O Brasil parece condenado a rir da própria desgraça como um bêbado trôpego. Agora, em mais uma ópera bufa tropical, setores da extrema-direita querem conceder anistia aos golpistas do 8 de janeiro — como se fosse uma promoção de Black Friday: destrua a democracia e, em seguida, receba perdão grátis. É o cúmulo da cretinice institucional. O Globo já cravou com precisão em circunspecto artigo: “anistia é uma afronta irresponsável à Constituição”. Não é só afronta, é deboche, é ironia perversa, é cuspir no rosto da República. Como dizia Celso de Mello, “o silêncio diante da ruptura constitucional é cumplicidade”. Pois bem: perdoar golpistas seria o mesmo que bater palmas para incendiários que atearam fogo na casa comum e ainda pedem aplausos pelo espetáculo mostrando a genitália.
A desculpa esfarrapada é sempre a mesma: “pacificar o país”. Mas como pacificar com quem prega guerra? Como pacificar com quem, numa covardia à nação, gaba-se de ter articulado a intromissão de outro país para arruinar a economia? Hannah Arendt já avisava que perdoar sem arrependimento é perversão. Aqui não há remorso, há soberba. Bolsonaro e seu séquito continuam delirando com narrativas conspiratórias, como alcoólatras de poder que jamais admitem estar bêbados. Dar anistia a essa turma é como entregar fósforo a incendiário em plena seca amazônica. Já vimos esse filme em 1979: a Lei da Anistia blindou torturadores e transformou verdugos em aposentados de luxo. Resultado? Um país que até hoje engole em seco a impunidade como se fosse feijão azedo e vê seus filhotes fazendo caretinhas de deboche à nação.
A democracia não é um buffet onde se escolhe o prato da conveniência. Ela exige regras. Norberto Bobbio dizia: “democracia é o governo das regras”. Se não há punição para quem tenta derrubar o Estado de Direito, o recado é claro: pode tentar de novo, a casa é sua. É exatamente esse o veneno da anistia. Em vez de frear os loucos de farda, de toga ou de paletó, ela os estimula a sacar a arma da insurreição. O Brasil, que se gaba de ser anfitrião da COP30, quer mesmo aparecer diante do mundo como um país que acaricia seus próprios traidores?
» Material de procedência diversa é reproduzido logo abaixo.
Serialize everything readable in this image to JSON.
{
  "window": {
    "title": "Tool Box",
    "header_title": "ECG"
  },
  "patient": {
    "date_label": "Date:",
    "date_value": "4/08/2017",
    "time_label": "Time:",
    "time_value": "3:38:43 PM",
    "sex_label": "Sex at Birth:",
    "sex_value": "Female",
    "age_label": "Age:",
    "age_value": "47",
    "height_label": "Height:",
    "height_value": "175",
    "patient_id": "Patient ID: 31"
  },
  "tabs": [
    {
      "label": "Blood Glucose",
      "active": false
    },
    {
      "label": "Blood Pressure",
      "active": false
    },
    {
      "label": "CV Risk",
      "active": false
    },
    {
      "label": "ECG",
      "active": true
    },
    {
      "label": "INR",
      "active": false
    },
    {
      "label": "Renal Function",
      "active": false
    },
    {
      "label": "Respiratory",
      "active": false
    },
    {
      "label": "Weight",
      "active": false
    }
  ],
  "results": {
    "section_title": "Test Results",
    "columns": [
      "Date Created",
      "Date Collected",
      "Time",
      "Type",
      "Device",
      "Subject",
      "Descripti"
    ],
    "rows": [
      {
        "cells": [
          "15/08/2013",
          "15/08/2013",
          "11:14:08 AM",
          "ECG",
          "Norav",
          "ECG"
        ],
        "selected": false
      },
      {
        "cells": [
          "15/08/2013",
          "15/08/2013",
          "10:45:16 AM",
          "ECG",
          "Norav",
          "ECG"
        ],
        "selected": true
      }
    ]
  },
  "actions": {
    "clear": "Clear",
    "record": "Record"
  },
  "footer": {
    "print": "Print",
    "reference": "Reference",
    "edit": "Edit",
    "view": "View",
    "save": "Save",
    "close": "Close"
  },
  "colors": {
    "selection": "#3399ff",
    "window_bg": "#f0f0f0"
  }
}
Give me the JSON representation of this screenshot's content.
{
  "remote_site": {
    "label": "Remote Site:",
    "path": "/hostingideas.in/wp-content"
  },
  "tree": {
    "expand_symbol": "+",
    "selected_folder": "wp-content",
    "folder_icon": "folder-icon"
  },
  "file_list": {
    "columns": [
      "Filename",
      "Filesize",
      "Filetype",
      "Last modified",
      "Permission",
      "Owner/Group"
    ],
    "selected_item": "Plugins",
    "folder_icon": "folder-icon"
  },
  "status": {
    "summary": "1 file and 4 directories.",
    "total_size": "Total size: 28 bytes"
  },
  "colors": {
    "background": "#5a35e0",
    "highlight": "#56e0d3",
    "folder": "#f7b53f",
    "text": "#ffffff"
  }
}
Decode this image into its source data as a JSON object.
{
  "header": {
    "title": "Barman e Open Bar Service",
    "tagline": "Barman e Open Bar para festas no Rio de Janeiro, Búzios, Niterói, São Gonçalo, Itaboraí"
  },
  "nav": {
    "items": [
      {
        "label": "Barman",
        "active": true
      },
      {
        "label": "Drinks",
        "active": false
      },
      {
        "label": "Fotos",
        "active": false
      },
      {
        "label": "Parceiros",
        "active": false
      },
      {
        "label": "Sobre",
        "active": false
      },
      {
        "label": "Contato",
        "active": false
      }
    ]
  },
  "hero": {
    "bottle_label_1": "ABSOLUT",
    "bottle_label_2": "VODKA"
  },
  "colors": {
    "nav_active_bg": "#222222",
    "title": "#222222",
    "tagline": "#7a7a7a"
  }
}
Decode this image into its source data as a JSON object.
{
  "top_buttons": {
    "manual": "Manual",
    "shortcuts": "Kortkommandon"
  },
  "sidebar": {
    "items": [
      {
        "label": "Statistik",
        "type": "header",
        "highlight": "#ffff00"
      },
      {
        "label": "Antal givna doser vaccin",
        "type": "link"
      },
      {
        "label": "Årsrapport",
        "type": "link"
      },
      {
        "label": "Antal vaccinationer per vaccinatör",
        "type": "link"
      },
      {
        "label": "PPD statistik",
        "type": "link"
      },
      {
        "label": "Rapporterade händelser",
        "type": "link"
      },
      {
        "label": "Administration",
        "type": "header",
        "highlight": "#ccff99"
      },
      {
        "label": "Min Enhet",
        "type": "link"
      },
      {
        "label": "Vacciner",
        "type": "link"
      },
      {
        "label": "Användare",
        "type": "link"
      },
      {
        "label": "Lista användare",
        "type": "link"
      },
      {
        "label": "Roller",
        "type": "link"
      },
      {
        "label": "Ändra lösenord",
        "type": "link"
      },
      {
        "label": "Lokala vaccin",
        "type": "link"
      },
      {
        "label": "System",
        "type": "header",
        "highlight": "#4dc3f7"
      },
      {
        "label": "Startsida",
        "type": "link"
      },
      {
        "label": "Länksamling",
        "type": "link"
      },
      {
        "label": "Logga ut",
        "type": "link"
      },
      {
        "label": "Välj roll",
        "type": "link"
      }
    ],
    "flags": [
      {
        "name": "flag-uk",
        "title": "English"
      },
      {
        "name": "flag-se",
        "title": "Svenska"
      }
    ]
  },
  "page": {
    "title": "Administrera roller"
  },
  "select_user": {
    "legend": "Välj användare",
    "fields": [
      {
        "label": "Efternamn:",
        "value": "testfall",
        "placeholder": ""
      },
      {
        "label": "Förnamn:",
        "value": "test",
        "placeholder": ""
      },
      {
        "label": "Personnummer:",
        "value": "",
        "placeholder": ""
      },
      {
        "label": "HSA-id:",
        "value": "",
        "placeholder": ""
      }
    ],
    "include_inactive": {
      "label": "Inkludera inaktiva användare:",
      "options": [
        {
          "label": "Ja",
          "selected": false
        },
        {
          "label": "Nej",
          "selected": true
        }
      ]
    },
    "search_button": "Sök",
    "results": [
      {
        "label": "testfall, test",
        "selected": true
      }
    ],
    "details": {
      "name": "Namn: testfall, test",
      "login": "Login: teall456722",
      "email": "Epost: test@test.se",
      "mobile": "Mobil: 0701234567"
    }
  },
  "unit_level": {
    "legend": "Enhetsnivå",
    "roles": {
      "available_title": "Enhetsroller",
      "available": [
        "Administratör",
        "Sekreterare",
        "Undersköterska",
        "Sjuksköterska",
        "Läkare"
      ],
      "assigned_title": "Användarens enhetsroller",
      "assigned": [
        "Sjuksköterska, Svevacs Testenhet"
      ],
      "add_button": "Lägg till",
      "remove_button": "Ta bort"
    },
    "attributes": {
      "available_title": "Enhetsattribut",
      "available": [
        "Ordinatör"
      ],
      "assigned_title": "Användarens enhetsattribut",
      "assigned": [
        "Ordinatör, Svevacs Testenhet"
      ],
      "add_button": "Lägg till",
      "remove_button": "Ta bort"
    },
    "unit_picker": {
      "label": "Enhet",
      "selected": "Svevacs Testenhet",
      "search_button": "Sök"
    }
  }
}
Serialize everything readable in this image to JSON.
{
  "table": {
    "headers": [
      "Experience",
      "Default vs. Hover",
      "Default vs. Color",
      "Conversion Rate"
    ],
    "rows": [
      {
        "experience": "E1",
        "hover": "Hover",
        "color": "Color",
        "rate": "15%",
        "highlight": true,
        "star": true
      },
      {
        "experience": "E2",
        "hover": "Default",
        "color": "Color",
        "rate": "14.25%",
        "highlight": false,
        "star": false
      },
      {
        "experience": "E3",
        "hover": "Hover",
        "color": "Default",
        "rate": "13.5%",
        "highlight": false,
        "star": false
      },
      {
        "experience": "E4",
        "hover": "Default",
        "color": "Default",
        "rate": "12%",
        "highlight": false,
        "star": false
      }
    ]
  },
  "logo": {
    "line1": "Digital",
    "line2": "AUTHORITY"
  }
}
Quer posar de vanguarda ecológica ao mesmo tempo em que pratica a ecologia do crime político, reciclado de tempos em tempos?
É hora de falar sem eufemismos: anistiar golpistas é uma manobra diabólica, um pacto com o demônio da História. É a institucionalização da reincidência. Rui Barbosa já alertava: “a pior ditadura é a do Poder Judiciário quando corrompido”. Podemos acrescentar: pior ainda é o Legislativo transformado em lavanderia de crimes contra a pátria e em palco anárquico do estímulo à destruição da paz nacional. A democracia não morre com tanques, morre com covardias sucessivas, com perdões travestidos de virtude. Se essa anistia passar, o Brasil não estará reconciliado: estará condenado a ser a eterna república da piada pronta, onde o crime político paga dividendos e o golpista brinda com champanhe. Ora faça o favor!